Topic 11 Correlation
So far we have explored different methods of hypothesis testing (we look at different t-tests and different Anova tests).
The goal was to use our sample to know something about the population.
However, so far, we were only interested in sample means. We tried to understand if sample means for different groups could be generalized to population means for these sample groups.
Now, we will try to get more interesting statistics from our sample and then apply tests to see if they hold at the population level.
In this lab, we will explore a statistic that looks at the relationship between variables.
11.1 Motivation
Now we get into more interesting applications of statistics. We want to address research questions, such as:
- Does college degree influences future income?
- Does frequent exercise influence life expectancy?
- Does eating healthy influences the probability of getting sick?
- Does attending labs influence my chances of doing well on the exams?
These are all causal questions. Most research questions are causal questions. We want to explore if one variable (an idependent variable) influences another variable (a dependent variable).
One first step towards answering these questions is to explore simple correlations between variables. This is what we will do.
11.2 Scatter plots
11.3 Pearson’s correlation coefficient
We need a concrete way to measure correlation.
- You should look at your p-value to see the statistical significance of your coefficient. This is calculated by a simple t test.
- Null hypothesis: coefficient = 0.
11.3.1 Formula
\[r_{xy} =\frac{\sum x_iy_i-\frac{\sum x_i\sum y_i}{n}} {\sqrt{\sum x_i^2-\frac{(\sum x_i)^2}{n}}~\sqrt{\sum y_i^2-\frac{(\sum y_i)^2}{n}}}\]
To make things simpler, use the table below:
\(x\) | \(y\) | \(x^2\) | \(y^2\) | \(x \cdot y\) |
---|---|---|---|---|
… | … | … | … | … |
Sum = | Sum = | Sum = | Sum = | Sum = |
11.4 Correlation vs Causation
11.5 Confounding variables
What are some of the problems of using simple correlations to claim causal relationships?
Two of the main problems are:
- Simple correlations fail to address confounding variables.
- Lack of causal mechanism. Is there a reason to believe one variable influences the other? (Lack of theory).
A confounding variable is a factor that influences both your dependent and independent variables.
Examples of confounding variables:
- Eating healthy is a confounding variable for the influence of alcohol on mortality rate.
- Warm weather is a confounding variable for the influence of ice cream eating on murder rate.
- Education attainment is a confounding variable for the influence of work experience on wages.
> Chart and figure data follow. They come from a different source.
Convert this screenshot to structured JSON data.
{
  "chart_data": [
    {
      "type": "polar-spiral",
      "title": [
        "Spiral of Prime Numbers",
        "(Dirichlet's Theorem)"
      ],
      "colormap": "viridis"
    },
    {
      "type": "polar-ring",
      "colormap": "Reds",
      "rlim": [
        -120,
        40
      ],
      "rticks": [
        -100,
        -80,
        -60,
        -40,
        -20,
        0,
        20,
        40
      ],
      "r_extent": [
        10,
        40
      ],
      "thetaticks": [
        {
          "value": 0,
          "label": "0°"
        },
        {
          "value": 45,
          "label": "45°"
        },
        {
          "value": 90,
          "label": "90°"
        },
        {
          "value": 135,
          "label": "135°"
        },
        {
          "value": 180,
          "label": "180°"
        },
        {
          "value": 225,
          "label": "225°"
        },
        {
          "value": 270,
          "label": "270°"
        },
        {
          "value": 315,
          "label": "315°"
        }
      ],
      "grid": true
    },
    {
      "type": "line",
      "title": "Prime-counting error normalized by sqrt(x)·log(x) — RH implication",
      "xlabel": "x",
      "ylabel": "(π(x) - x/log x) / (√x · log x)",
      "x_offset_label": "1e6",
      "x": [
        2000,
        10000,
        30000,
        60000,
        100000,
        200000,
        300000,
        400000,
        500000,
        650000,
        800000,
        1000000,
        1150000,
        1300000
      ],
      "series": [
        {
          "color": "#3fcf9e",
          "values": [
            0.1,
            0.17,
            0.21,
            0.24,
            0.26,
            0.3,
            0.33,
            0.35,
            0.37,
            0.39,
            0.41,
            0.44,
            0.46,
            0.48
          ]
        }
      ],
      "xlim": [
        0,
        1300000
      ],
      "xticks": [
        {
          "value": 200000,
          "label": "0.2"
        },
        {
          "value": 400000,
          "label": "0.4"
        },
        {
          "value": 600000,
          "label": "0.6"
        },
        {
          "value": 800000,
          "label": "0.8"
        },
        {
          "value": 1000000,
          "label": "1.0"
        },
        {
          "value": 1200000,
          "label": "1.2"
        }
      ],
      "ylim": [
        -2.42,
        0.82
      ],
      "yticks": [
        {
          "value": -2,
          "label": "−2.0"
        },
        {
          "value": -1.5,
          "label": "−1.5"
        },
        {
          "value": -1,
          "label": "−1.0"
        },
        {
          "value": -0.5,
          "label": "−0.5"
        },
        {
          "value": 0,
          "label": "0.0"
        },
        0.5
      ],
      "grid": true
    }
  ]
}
There are different techniques that we can use to “control” for confounding variables. This is a topic for future classes.
11.6 Exercise
I will demonstrate using the earnings dataset. In the effect of experience on wages, is age a confounding variable?
Also, using the dataset “health_data.dta”, suppose you are interested in exploring the influence of “body mass index” on “Systolic blood pressure”. Is “age” a confounding variable in this analysis?
You should make the necessary plots and calculate the necessary correlation coefficients.